In every war the US military has executed in other nations the protections granted citizens of the US by the constitution did not apply to the natives of the nation we had invaded, this was true in the Mexican War, in which men like Robert E Lee and many other future CSA officers and political leaders served, and it's been true in every war we have fought ever since.
The idea that a group of states can vote to leave the Union and still expect the constitution protections those states enjoyed when they were still in the Union is ridicules.
 
The Bill of Rights 1689 seems to be an anchor for the Protestant religion but part of it was recalling memories of the English Civil War (1642 - 48) and the 'standing army' of professional soldiers who initially enforced Paliament's will followed by Cromwell's totalitarian rule within 'the Commonwealth'. This was enforced by military 'governors'. Armies, traditionally, were raised for a purpose and disbanded afterwards whether subduing rebellion, invasion or foreign wars. Yes, there were always small armed units, but they were servants of higher individuals and billieted in their own barracks/castles. They were not a 'police force' to ensure compliance. The Constitution upheld that notion.

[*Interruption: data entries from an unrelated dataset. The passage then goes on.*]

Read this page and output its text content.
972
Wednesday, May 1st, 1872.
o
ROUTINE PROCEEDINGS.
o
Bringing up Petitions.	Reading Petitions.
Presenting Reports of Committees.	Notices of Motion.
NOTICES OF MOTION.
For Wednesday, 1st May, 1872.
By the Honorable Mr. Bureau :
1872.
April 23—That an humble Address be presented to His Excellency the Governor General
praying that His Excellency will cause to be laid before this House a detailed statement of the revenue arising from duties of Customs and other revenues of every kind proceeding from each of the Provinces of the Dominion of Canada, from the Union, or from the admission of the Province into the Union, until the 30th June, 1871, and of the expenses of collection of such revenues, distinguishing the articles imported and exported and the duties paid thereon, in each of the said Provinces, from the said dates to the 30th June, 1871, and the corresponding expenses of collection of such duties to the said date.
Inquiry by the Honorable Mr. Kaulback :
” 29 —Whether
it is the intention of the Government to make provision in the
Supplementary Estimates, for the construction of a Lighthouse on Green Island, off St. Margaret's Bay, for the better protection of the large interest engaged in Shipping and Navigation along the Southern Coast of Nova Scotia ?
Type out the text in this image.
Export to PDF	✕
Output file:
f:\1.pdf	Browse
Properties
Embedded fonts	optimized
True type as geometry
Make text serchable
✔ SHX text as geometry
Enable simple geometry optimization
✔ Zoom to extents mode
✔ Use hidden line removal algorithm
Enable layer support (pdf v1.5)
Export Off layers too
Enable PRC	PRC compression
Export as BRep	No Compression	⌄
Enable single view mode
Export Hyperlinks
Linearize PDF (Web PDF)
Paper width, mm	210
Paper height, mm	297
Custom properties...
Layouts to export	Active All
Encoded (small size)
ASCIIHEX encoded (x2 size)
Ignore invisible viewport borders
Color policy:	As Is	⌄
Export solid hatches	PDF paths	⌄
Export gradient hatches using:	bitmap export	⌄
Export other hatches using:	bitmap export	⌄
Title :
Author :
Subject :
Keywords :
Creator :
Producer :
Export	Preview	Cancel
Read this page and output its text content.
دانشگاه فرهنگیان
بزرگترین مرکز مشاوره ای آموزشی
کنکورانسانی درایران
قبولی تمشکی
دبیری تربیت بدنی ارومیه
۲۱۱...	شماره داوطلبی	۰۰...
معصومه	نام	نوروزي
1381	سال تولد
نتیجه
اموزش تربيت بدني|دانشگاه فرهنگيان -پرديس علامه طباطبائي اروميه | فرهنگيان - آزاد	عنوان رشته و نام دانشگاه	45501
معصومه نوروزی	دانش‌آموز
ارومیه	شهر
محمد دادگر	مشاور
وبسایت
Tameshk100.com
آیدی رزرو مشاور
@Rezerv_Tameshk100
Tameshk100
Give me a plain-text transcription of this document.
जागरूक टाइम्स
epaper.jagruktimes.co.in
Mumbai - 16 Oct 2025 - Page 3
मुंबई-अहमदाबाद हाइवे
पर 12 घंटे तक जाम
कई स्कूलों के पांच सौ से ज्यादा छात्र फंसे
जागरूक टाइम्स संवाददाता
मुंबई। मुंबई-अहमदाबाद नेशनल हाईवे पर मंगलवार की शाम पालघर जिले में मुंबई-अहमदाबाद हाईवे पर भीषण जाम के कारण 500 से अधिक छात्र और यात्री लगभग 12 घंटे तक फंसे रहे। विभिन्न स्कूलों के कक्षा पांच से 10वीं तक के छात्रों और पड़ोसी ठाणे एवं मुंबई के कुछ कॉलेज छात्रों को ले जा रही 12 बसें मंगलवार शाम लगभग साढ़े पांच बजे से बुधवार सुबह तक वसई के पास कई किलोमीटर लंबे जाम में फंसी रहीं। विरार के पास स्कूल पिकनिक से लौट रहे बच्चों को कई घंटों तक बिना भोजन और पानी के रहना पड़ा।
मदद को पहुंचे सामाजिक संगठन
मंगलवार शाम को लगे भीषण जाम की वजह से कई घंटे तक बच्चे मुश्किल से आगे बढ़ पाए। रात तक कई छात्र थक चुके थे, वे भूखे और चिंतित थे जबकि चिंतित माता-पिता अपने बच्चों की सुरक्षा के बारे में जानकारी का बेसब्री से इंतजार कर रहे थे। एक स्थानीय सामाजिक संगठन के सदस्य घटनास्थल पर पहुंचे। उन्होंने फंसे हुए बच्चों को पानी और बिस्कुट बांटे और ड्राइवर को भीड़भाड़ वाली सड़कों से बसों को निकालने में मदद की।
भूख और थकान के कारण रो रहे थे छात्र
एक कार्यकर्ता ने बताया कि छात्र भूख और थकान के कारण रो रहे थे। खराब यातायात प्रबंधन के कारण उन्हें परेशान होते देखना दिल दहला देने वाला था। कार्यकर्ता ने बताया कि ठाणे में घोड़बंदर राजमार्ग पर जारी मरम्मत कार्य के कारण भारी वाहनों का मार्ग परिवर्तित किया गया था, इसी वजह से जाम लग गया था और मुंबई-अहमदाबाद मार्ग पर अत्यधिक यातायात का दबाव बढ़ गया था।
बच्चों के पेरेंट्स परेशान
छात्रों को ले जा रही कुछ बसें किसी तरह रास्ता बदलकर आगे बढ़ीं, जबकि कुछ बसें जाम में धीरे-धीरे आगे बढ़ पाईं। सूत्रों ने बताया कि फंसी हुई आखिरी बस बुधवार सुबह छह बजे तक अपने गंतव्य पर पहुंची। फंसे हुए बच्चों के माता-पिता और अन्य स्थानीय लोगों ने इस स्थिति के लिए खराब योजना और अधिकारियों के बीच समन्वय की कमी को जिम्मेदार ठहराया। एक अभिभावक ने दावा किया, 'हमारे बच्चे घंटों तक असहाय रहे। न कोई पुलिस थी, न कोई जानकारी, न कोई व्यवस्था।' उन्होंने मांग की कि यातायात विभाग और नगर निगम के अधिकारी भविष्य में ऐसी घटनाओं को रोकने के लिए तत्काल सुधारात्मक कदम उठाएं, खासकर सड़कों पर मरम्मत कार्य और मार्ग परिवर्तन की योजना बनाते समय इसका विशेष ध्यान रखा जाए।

This explains both the British system of disbanding and raising regiments at the time and the state of the Union army in 1861. If there is no war, why is there a need for an army? Any regiments required for immediate action at certain locations were garrison troops billeted in barracks. 'Fencibles' were regiments raised for local defence/deployment when required and disbanded when not required.

Militias are basically civilians with a military role and used as a reserve. Most countries militias did not hold weapons at home in time of peace. However if members were spread out and a swift call-out was required locally, they did, hence the Second Amendment. The Swiss Army was/is basically a militia and currently still keep weapons at home during their service - but not ammunition, which was stopped in 2008. Training for militias varied, depending on periods of peace and war.

The Royal Navy was a different matter as the British relied on trade and most trade, if not all, was based on water transport. The RN 's job was keeping those trade routes open as well as defending the shores from invaders. The US Navy was basically the same.
 
This may sound simplistic but if you support secession from the USA, and create a new nation, does the constitution apply to your citizens anymore?
In every war the US military has executed in other nations the protections granted citizens of the US by the constitution did not apply to the natives of the nation we had invaded, this was true in the Mexican War, in which men like Robert E Lee and many other future CSA officers and political leaders served, and it's been true in every war we have fought ever since.
The idea that a group of states can vote to leave the Union and still expect the constitution protections those states enjoyed when they were still in the Union is ridicules.
But the union insisted those states were not independent but still part of the union, so aren't the civilians thus protected by US constitution. How do you know if the farmhouse you are approaching belongs to a loyalist or a rebel, a rebel may lie and claim to be a union man to try and protect property.